College of Education conducts first Massive Open Online Course

University of Hawaiʻi at Mānoa
Contact:
Jennifer Parks, (808) 956-0416
Communications Coordinator, College of Education
Posted: Oct 13, 2014

A screenshot of the course's home page.
A screenshot of the course's home page.

The UH Mānoa College of Education Department of Learning Design and Technology (LTEC) conducted its first ever Massive Open Online Course (MOOC). Introduction to E-Learning is a newer online model that combines the ability to deliver courses on a large scale with a focus on sustaining community. The course, which ran from July 7-31, 2014, is featured in Delta Sky’s October 2014 issue in an article titled, "The Social Club."

Taken as a regular LTEC course for university credit or for free without, the MOOC is research-based and filled with practical suggestions. There were 64 students -- including beginners to online learning and teaching, university faculty and staff interested in enhancing their own instruction, and IT personnel looking for professional development -- who registered for the inaugural course.

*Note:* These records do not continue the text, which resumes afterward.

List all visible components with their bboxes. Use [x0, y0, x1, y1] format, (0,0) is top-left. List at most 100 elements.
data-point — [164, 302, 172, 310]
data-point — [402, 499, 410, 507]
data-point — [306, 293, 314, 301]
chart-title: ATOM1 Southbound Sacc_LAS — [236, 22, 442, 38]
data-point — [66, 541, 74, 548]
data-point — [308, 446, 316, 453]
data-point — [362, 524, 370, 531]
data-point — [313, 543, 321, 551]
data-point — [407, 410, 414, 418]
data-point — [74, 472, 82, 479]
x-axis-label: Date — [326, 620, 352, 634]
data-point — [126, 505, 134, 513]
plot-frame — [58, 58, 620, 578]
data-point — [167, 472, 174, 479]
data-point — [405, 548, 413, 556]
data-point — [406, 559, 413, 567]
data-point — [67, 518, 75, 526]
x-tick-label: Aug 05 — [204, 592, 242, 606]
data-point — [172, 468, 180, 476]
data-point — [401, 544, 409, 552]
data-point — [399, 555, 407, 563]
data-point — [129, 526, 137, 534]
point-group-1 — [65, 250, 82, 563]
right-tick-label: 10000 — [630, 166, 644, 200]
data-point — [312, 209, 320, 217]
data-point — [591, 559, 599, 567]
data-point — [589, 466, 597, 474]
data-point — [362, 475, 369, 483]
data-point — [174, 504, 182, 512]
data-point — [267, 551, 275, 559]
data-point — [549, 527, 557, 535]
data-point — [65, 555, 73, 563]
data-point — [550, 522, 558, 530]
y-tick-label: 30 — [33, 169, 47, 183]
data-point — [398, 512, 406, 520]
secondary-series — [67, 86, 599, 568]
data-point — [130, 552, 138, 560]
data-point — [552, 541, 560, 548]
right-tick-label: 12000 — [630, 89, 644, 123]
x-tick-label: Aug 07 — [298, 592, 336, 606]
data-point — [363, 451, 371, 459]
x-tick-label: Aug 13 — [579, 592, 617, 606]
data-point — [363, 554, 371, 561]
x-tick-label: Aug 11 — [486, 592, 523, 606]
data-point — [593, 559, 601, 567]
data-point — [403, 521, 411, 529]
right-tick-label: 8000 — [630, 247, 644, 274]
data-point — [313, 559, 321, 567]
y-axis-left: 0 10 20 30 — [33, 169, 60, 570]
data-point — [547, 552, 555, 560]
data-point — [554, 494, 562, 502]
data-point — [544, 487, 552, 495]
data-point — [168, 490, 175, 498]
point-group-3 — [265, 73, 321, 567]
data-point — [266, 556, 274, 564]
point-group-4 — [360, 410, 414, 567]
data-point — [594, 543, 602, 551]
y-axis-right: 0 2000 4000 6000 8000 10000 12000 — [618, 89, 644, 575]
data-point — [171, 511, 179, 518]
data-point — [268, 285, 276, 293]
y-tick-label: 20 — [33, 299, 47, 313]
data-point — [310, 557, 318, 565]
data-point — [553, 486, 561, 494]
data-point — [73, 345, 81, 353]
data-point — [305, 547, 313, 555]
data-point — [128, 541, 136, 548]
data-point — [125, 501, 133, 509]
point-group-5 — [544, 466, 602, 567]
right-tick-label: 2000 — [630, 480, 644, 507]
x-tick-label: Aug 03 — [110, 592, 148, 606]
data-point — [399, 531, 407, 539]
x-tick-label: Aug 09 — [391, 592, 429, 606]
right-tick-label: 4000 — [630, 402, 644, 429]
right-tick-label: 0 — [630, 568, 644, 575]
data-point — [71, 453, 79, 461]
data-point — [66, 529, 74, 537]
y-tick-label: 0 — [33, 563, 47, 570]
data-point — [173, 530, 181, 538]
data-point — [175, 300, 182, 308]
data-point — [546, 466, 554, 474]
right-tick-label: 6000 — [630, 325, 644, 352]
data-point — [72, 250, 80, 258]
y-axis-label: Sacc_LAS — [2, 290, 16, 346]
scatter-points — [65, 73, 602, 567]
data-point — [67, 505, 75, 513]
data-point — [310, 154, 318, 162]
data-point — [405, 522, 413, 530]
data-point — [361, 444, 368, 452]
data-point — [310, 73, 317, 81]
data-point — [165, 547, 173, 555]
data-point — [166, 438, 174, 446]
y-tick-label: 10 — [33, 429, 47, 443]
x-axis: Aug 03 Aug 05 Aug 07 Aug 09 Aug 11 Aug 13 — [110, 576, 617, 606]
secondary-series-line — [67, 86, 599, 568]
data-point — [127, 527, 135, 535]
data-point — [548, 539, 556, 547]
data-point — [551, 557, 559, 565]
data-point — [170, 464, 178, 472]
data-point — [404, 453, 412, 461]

Introduction to E-Learning uses open content with a copyright license from Creative Commons, a nonprofit organization that enables the sharing and use of creativity and knowledge through free legal tools. During the course, students work in a transparent community, via social media, in real time and on their own. Instructors, Michael Menchaca and Jonathan Kevan, also built in an evaluation system through which students rate assignments and provide feedback about the instructors who then make immediate changes.

Each module serves as a step toward the culminating project, an original online design. These final projects automatically become part of a growing resource of publicly available material. The designs produced by the first group of students included everything from an introduction to computer programs to grooming tips as well as a multitude of instructional guides for writing, disability studies, robotics, language acquisition, and game-based learning among others.

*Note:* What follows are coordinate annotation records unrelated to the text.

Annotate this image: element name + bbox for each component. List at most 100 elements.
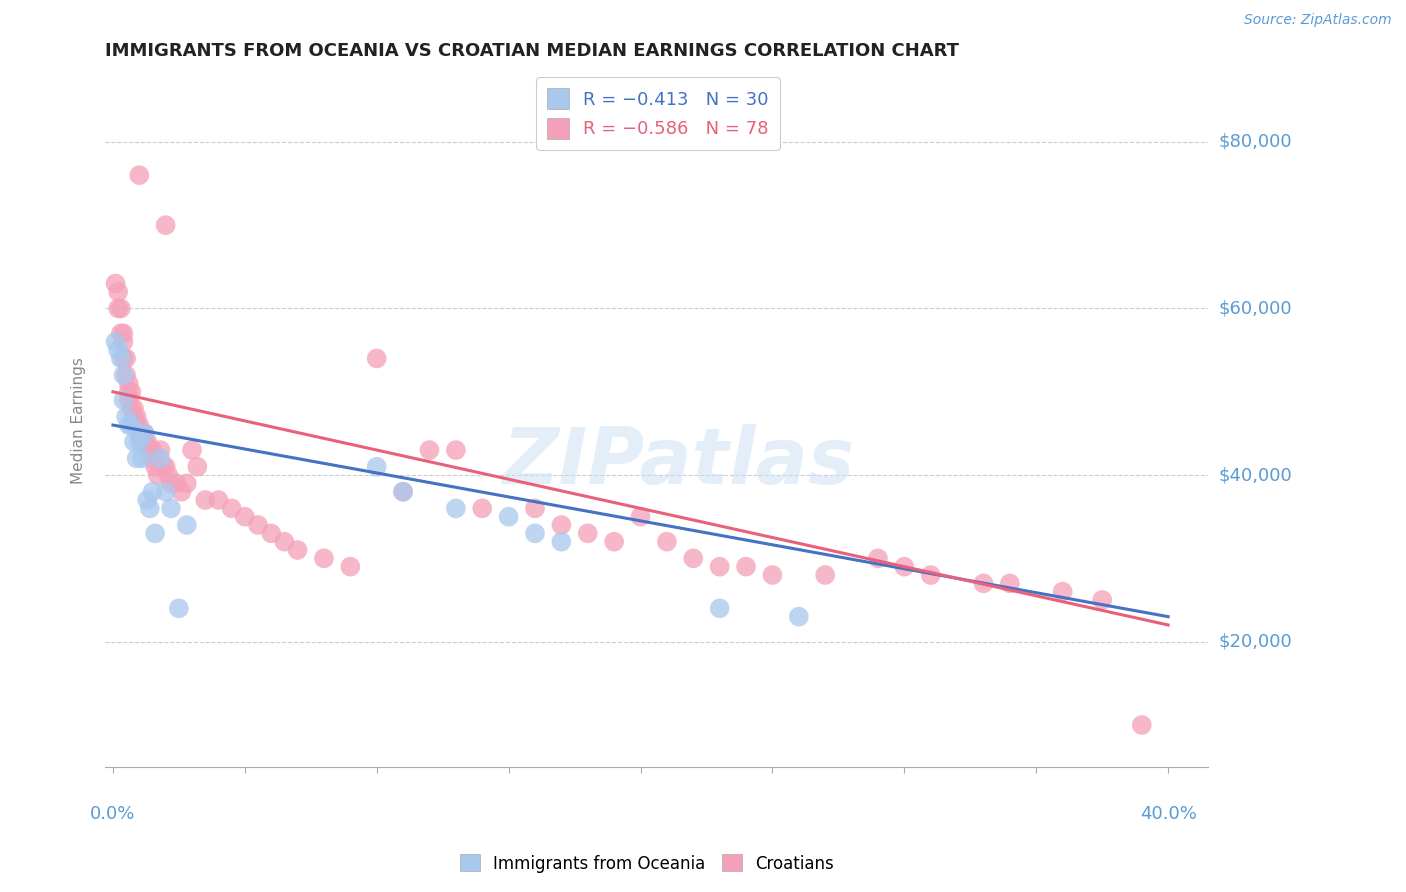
Point bbox=[131, 434, 153, 449]
Point bbox=[207, 493, 229, 508]
Point bbox=[118, 393, 141, 408]
Point bbox=[115, 409, 138, 424]
Text: 40.0%: 40.0% bbox=[1140, 805, 1197, 823]
Point bbox=[444, 501, 467, 516]
Point bbox=[366, 351, 388, 366]
Point bbox=[181, 443, 204, 458]
Point bbox=[104, 334, 127, 349]
Point bbox=[471, 501, 494, 516]
Point bbox=[550, 518, 572, 533]
Point bbox=[1130, 718, 1153, 732]
Point bbox=[115, 368, 138, 382]
Point bbox=[155, 484, 177, 499]
Point bbox=[110, 351, 132, 366]
Point bbox=[444, 443, 467, 458]
Point bbox=[118, 376, 141, 391]
Point bbox=[139, 443, 162, 458]
Point bbox=[498, 509, 520, 524]
Point bbox=[131, 451, 153, 466]
Point bbox=[155, 218, 177, 232]
Point bbox=[143, 459, 166, 474]
Point bbox=[104, 277, 127, 291]
Point bbox=[682, 551, 704, 566]
Point bbox=[136, 443, 159, 458]
Text: IMMIGRANTS FROM OCEANIA VS CROATIAN MEDIAN EARNINGS CORRELATION CHART: IMMIGRANTS FROM OCEANIA VS CROATIAN MEDI… bbox=[105, 42, 959, 60]
Point bbox=[550, 534, 572, 549]
Point bbox=[115, 351, 138, 366]
Point bbox=[125, 409, 148, 424]
Point bbox=[157, 468, 180, 483]
Point bbox=[120, 401, 142, 416]
Text: $60,000: $60,000 bbox=[1219, 300, 1292, 318]
Point bbox=[146, 468, 169, 483]
Text: Source: ZipAtlas.com: Source: ZipAtlas.com bbox=[1244, 13, 1392, 28]
Point bbox=[141, 484, 163, 499]
Point bbox=[131, 426, 153, 441]
Point bbox=[972, 576, 994, 591]
Point bbox=[141, 451, 163, 466]
Point bbox=[136, 493, 159, 508]
Point bbox=[1091, 593, 1114, 607]
Point bbox=[761, 568, 783, 582]
Point bbox=[655, 534, 678, 549]
Point bbox=[630, 509, 652, 524]
Point bbox=[186, 459, 208, 474]
Point bbox=[312, 551, 335, 566]
Point bbox=[112, 351, 135, 366]
Point bbox=[709, 559, 731, 574]
Point bbox=[167, 601, 190, 615]
Point bbox=[110, 326, 132, 341]
Point bbox=[112, 368, 135, 382]
Point bbox=[998, 576, 1021, 591]
Point bbox=[787, 609, 810, 624]
Point bbox=[273, 534, 295, 549]
Point bbox=[122, 409, 145, 424]
Point bbox=[152, 459, 174, 474]
Point bbox=[709, 601, 731, 615]
Text: 0.0%: 0.0% bbox=[90, 805, 135, 823]
Point bbox=[1052, 584, 1074, 599]
Point bbox=[125, 418, 148, 433]
Point bbox=[866, 551, 889, 566]
Point bbox=[128, 426, 150, 441]
Point bbox=[112, 334, 135, 349]
Legend: R = −0.413   N = 30, R = −0.586   N = 78: R = −0.413 N = 30, R = −0.586 N = 78 bbox=[536, 78, 780, 150]
Point bbox=[176, 518, 198, 533]
Point bbox=[155, 459, 177, 474]
Point bbox=[134, 426, 156, 441]
Point bbox=[287, 543, 309, 558]
Point bbox=[125, 451, 148, 466]
Point bbox=[122, 401, 145, 416]
Point bbox=[165, 476, 187, 491]
Point bbox=[920, 568, 942, 582]
Point bbox=[392, 484, 415, 499]
Point bbox=[107, 301, 129, 316]
Point bbox=[110, 301, 132, 316]
Point bbox=[221, 501, 243, 516]
Point bbox=[814, 568, 837, 582]
Point bbox=[139, 501, 162, 516]
Text: $80,000: $80,000 bbox=[1219, 133, 1292, 151]
Point bbox=[246, 518, 269, 533]
Point bbox=[524, 526, 547, 541]
Point bbox=[339, 559, 361, 574]
Point bbox=[118, 418, 141, 433]
Point bbox=[260, 526, 283, 541]
Text: $40,000: $40,000 bbox=[1219, 466, 1292, 484]
Point bbox=[107, 343, 129, 357]
Point bbox=[576, 526, 599, 541]
Point bbox=[134, 426, 156, 441]
Point bbox=[603, 534, 626, 549]
Point bbox=[128, 434, 150, 449]
Point bbox=[160, 501, 183, 516]
Point bbox=[143, 526, 166, 541]
Point bbox=[118, 384, 141, 399]
Point bbox=[120, 418, 142, 433]
Point bbox=[107, 285, 129, 299]
Point bbox=[366, 459, 388, 474]
Point bbox=[112, 393, 135, 408]
Legend: Immigrants from Oceania, Croatians: Immigrants from Oceania, Croatians bbox=[453, 847, 841, 880]
Point bbox=[160, 476, 183, 491]
Point bbox=[120, 384, 142, 399]
Point bbox=[893, 559, 915, 574]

Student evaluations of the course included the following statements:  “The site design was PHENOMENAL, and I really appreciated the interactive nature, the layout, and the ease of navigation . . .This class was one of the best designed classes that I have taken in the program. I was able to easily see how each component fit with the rest and the relevancy was obvious.”

An interview with Menchaca about the MOOC leads "The Social Club" article, which looks at Web 2.0 technologies and their effectiveness in distance learning. The article includes an impressive roster of educational technology colleagues and experts from universities and institutes around the world and suggests that social media may be the bridge between in-person classrooms and traditional distance learning.